Au préalable, il sera plus aisé et plus juste d'apprendre
à nos garçons à se faire un cœur vraiment chrétien, à s'identifier vitalement au Christ, à
le reproduire, non par une copie extérieure, mais par une inspiration profonde de son esprit ;
à juger du monde, des événements à cette lumière, et à porter leur témoignage
sans peur.
3°
Car il est inconcevable qu'un chrétien de cette trempe ne fasse pas
resplendir dans toute sa vie la grâce dont il est pénétré. Telle est la
plus juste forme du témoignage. C'en est la plus humble, mais aussi la plus
efficace.
Il
sera beau que ces jeunes chrétiens apportent à la communauté chrétienne, à la
paroisse, la sève de leur foi vivace : que par eux le culte de Dieu
reprenne splendeur et fraîcheur ; qu'ils renouvellent la liturgie si
souvent avilie, ennuyeuse, efféminée, par un style cérémonial, par une qualité
du chant et en général par de beaux et hardis « Retours en chrétienté ».

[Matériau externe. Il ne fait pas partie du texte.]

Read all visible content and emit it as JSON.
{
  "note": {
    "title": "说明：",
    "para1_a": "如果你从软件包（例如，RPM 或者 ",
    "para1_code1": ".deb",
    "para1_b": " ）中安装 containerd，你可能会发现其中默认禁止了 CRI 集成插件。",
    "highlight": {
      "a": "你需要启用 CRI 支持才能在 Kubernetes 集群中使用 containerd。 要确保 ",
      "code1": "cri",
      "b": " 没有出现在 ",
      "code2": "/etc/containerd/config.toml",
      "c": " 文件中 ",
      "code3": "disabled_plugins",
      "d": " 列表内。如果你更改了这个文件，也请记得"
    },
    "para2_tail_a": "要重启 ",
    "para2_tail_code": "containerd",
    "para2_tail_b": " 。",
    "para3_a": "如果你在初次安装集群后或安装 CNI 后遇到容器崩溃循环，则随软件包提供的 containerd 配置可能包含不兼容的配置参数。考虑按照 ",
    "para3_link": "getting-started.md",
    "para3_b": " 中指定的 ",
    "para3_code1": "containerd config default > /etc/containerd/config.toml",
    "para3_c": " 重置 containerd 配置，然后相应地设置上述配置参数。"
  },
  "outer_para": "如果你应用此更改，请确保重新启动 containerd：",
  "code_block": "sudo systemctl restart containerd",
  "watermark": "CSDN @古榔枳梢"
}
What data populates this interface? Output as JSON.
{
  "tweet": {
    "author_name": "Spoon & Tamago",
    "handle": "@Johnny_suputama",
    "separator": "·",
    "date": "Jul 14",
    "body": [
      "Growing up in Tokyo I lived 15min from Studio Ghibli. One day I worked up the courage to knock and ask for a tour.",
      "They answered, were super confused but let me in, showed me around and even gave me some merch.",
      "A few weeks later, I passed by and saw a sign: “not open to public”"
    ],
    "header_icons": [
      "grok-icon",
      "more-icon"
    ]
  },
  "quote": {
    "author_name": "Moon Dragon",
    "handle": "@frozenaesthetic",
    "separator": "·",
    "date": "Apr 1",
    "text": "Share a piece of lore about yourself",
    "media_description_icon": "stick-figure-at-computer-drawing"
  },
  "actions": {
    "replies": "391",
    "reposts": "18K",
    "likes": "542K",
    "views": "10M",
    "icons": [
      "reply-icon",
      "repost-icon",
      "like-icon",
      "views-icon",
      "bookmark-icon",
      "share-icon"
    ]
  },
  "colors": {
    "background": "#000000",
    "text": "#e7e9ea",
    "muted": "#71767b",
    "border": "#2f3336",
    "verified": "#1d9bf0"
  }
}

La tradition chrétienne des baptêmes, fiançailles, mariages, funérailles,
débarrassés des formes mondaines et rendus à leur vérité primitive, sera pour
nos jeunes hommes beaucoup plus qu'une joie personnelle, elle apportera de plus
en plus à la paroisse une vitalité féconde. Il y aura encore beaucoup à
redécouvrir dans cet ordre : célébration des fêtes, cycle du temps, fêtes
saisonnières, rogations, fêtes des Mères, du travail, fêtes nationales, etc.
Il
faut surtout qu'ils créent dans la communauté chrétienne cette atmosphère
d'amitié fraternelle qui rendra du courage à beaucoup (à commencer par les
prêtres), qui fera plaisir à Dieu et qui exercera autour de nous une séduction
très puissante. Le « Voyez, comme ils s'aiment ! » a attiré plus
de païens au Christ que les traités savants des Apologètes.
Leur
action sera beaucoup plus orientée vers la charité opérante que vers la dispute
ou l'éloquence. C'est ici que l'héroïsme, si connaturel à la véritable
jeunesse, retrouvera sa place, si l'amour du Christ inspire à nos garçons des
générosités et des hardiesses qui briseront avec l'égoïsme bourgeois où se
meurt notre christianisme. Il sera bon d'être en éveil pour leur proposer des
réalisations un peu aventurées au delà des positions de tout repos :
l'hospitalité, par exemple, aura dans ce temps des occasions nombreuses
d'affirmer que des chrétiens croient à la parole du Christ : « Qui
vous reçoit me reçoit ».
À de
jeunes hommes on peut proposer une charité encore plus fidèle aux enseignements
du Christ : celle d'une loyale et pure amitié donnée aux pécheurs, à ceux
qui ne sont pas de la paroisse, aux non-croyants, aux égarés, aux déchus, aux
bannis. Ils y gagneront beaucoup plus qu'ils ne risqueront d'y perdre. Leur foi
y trouvera souvent le choc violent qui les conduira droit au Christ vivant et
parfois jusqu'au sacerdoce.
Il
est clair qu'instruits par l'Église des doctrines sociales qui conditionnent
l'ordre et la prospérité des sociétés, nos jeunes chrétiens devront, dans leur
famille (leur femme leurs enfants, leurs domestiques, leurs amis et leurs
voisins), dans leur métier, dans la cité, faire agir et triompher les vérités
de l'Évangile, dans la justice, dans l'amour, dans le sacrifice de chacun au
bien de tous, et enfin dans l'offrande de toute la communauté terrestre aux
fins qui la dépassent : la Rédemption du monde et la Gloire de Dieu.
Les
prêtres nés de nos mouvements de jeunesse achèveront l'effort de leurs frères,
et ceux qui — nombreux, plus nombreux — partiront dans les pays païens comme
missionnaires du Christ, donneront à la France le gage le plus sûr de sa durée,
en même temps qu'ils seront le plus beau fruit de son peuple. Nous dépassons
ici tout l'ordre des événements temporels qui nous attristent ou nous enivrent,
qui nous occupent à l'excès ; des œuvres du temps nous atteignons aux œuvres
éternelles. Avec Péguy, aux pires heures, la pensée qui fera notre force sera de savoir « qu’il y va du salut éternel de la France ».
Ce
sera la force et ce sera
la joie de notre vie.
* * *
À
chacun d'imaginer ce qui
incarnera authentiquement les belles intentions qui deviendront, dans des entreprises proportionnées à ses
moyens, la réalité d'une France rajeunie et vivante.
Soyez
sûrs qu'alors de belles maisons se bâtiront et se
rassembleront pour offrir à Dieu un beau Pays, digne du bon Peuple Jardinier,
du Peuple qui a fait la Croisade et les Cathédrales.